Millions of Burmese nationals immigrate to the neighbouring Thailand in search of work due to economic hardship in Burma and the ongoing civil war. It is estimated that the population of Burmese migrant workers in Thailand is as many as 4 million people. Migrant women from Burma perform various types of labour intensive work in Thailand, including domestic work and factory work, but they are not paid a living wage. Migrant women face a double discrimination—for being a migrant, and being a woman.
The Wage Committee of the Ministry of Labour in Thailand announced in 2013 that migrant workers are entitled to the minimum wage of 300 Baht (USD 8.5) per day. The minimum wage is not sufficient to provide a decent life. On the other hand, the living wage is carefully calculated for workers and family members to lead a decent life with respectable living conditions. The living wage is the only fair wage and is a human right.
Meet Ma Ma, a 20-year-old Burmese woman migrant worker who came to work in a seafood factory in Mahar Chai, Thailand. Due to the drought, she was unable to work on her family’s land. She came to Thailand with a Memorandum of Understanding (MOU) between Thailand and the Burma Government. She had to pay 650,000 Kyats (USD 520) service and training fees to an agent in Burma and around 10,000 Baht (USD 285) to an agent in Thailand for a visa and miscellaneous fees to get a job to secure her employment.

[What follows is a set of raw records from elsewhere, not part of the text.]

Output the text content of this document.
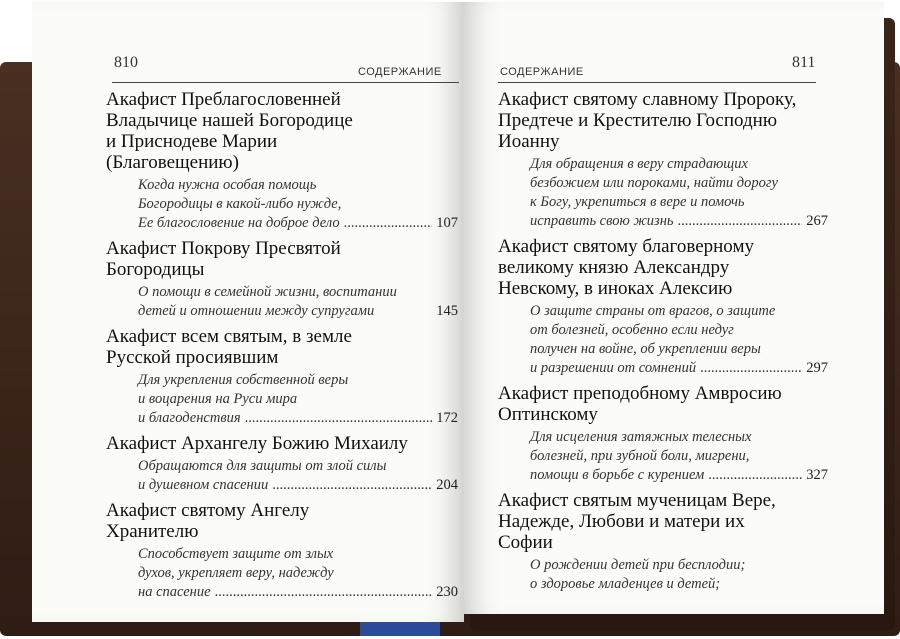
810
СОДЕРЖАНИЕ

Акафист Преблагословенней
Владычице нашей Богородице
и Приснодеве Марии
(Благовещению)

Когда нужна особая помощь
Богородицы в какой-либо нужде,
Ее благословение на доброе дело .....	107

Акафист Покрову Пресвятой
Богородицы

О помощи в семейной жизни, воспитании
детей и отношении между супругами	145

Акафист всем святым, в земле
Русской просиявшим

Для укрепления собственной веры
и воцарения на Руси мира
и благоденствия .....	172

Акафист Архангелу Божию Михаилу

Обращаются для защиты от злой силы
и душевном спасении .....	204

Акафист святому Ангелу
Хранителю

Способствует защите от злых
духов, укрепляет веру, надежду
на спасение .....	230
811
СОДЕРЖАНИЕ

Акафист святому славному Пророку,
Предтече и Крестителю Господню
Иоанну

Для обращения в веру страдающих
безбожием или пороками, найти дорогу
к Богу, укрепиться в вере и помочь
исправить свою жизнь .....	267

Акафист святому благоверному
великому князю Александру
Невскому, в иноках Алексию

О защите страны от врагов, о защите
от болезней, особенно если недуг
получен на войне, об укреплении веры
и разрешении от сомнений .....	297

Акафист преподобному Амвросию
Оптинскому

Для исцеления затяжных телесных
болезней, при зубной боли, мигрени,
помощи в борьбе с курением .....	327

Акафист святым мученицам Вере,
Надежде, Любови и матери их
Софии

О рождении детей при бесплодии;
о здоровье младенцев и детей;
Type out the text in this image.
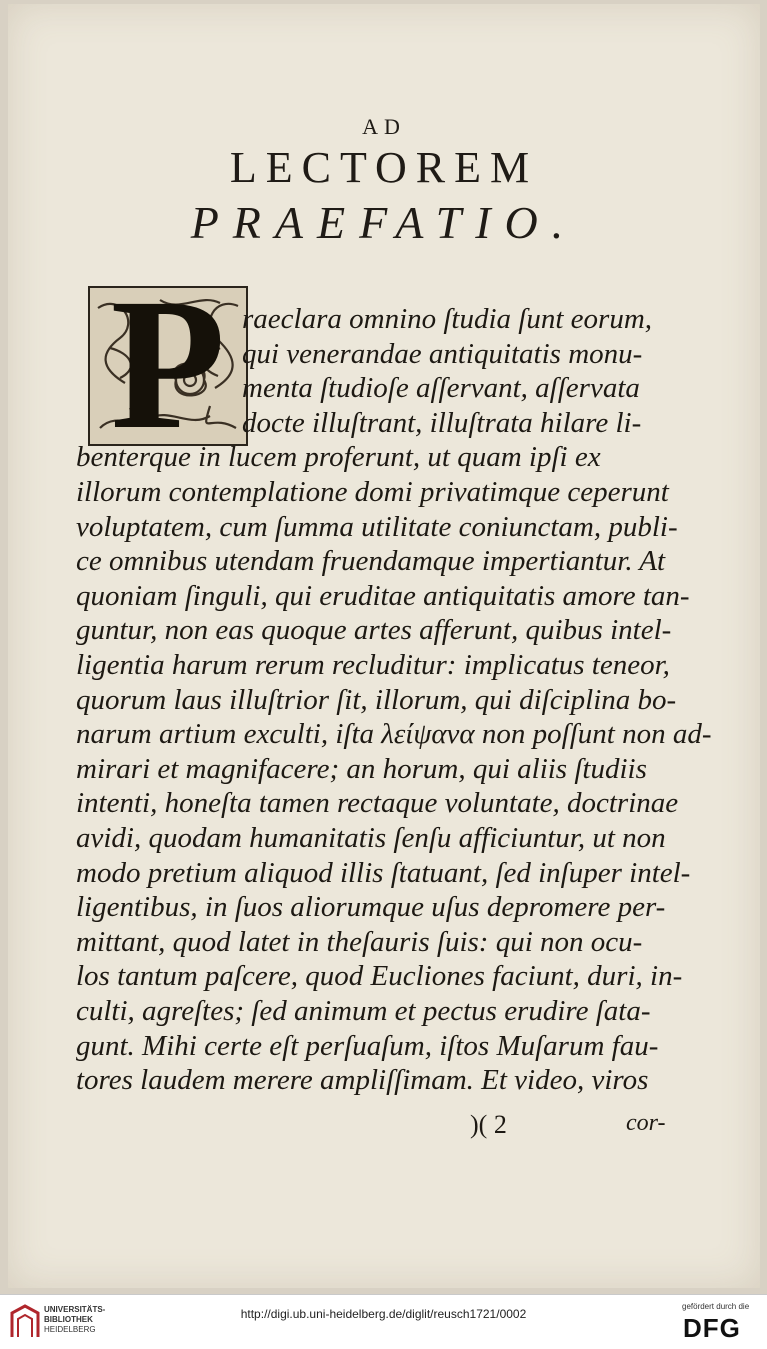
AD
LECTOREM
PRAEFATIO.
P raeclara omnino ſtudia ſunt eorum,
qui venerandae antiquitatis monu-
menta ſtudioſe aſſervant, aſſervata
docte illuſtrant, illuſtrata hilare li-
benterque in lucem proferunt, ut quam ipſi ex
illorum contemplatione domi privatimque ceperunt
voluptatem, cum ſumma utilitate coniunctam, publi-
ce omnibus utendam fruendamque impertiantur. At
quoniam ſinguli, qui eruditae antiquitatis amore tan-
guntur, non eas quoque artes afferunt, quibus intel-
ligentia harum rerum recluditur: implicatus teneor,
quorum laus illuſtrior ſit, illorum, qui diſciplina bo-
narum artium exculti, iſta λείψανα non poſſunt non ad-
mirari et magnifacere; an horum, qui aliis ſtudiis
intenti, honeſta tamen rectaque voluntate, doctrinae
avidi, quodam humanitatis ſenſu afficiuntur, ut non
modo pretium aliquod illis ſtatuant, ſed inſuper intel-
ligentibus, in ſuos aliorumque uſus depromere per-
mittant, quod latet in theſauris ſuis: qui non ocu-
los tantum paſcere, quod Eucliones faciunt, duri, in-
culti, agreſtes; ſed animum et pectus erudire ſata-
gunt. Mihi certe eſt perſuaſum, iſtos Muſarum fau-
tores laudem merere ampliſſimam. Et video, viros
)( 2	cor-
UNIVERSITÄTS-
BIBLIOTHEK
HEIDELBERG
http://digi.ub.uni-heidelberg.de/diglit/reusch1721/0002
gefördert durch die
DFG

Ma Ma was assigned a job in a seafood factory, where she earns the minimum wage (300 Baht). The task she was assigned is the least desired in the whole factory. Ma Ma fillets fish and has wounds on her hands constantly. She is bonded to the factory for two full years under the MOU. She is not alone in facing these unacceptable and inhumane working conditions in Thailand. There are millions of other Burmese migrant women workers who also work with or without an MOU in Thailand. Many women migrant workers live in poor housing conditions and survive on a basic diet so that they are able to send money back home.
Migrant women not only contribute to Thai society by engaging in labour intensive jobs but also boost Burma’s economy by sending remittances to their families inside Burma. The governments of Thailand and Myanmar need to consider living wage as a human right and work together for the wage to become a reality for the migrant community. The Thailand government has not yet ratified Convention C143 and C97 that protect migrant the Thai government to ratify these conventions and give migrant workers a living wage.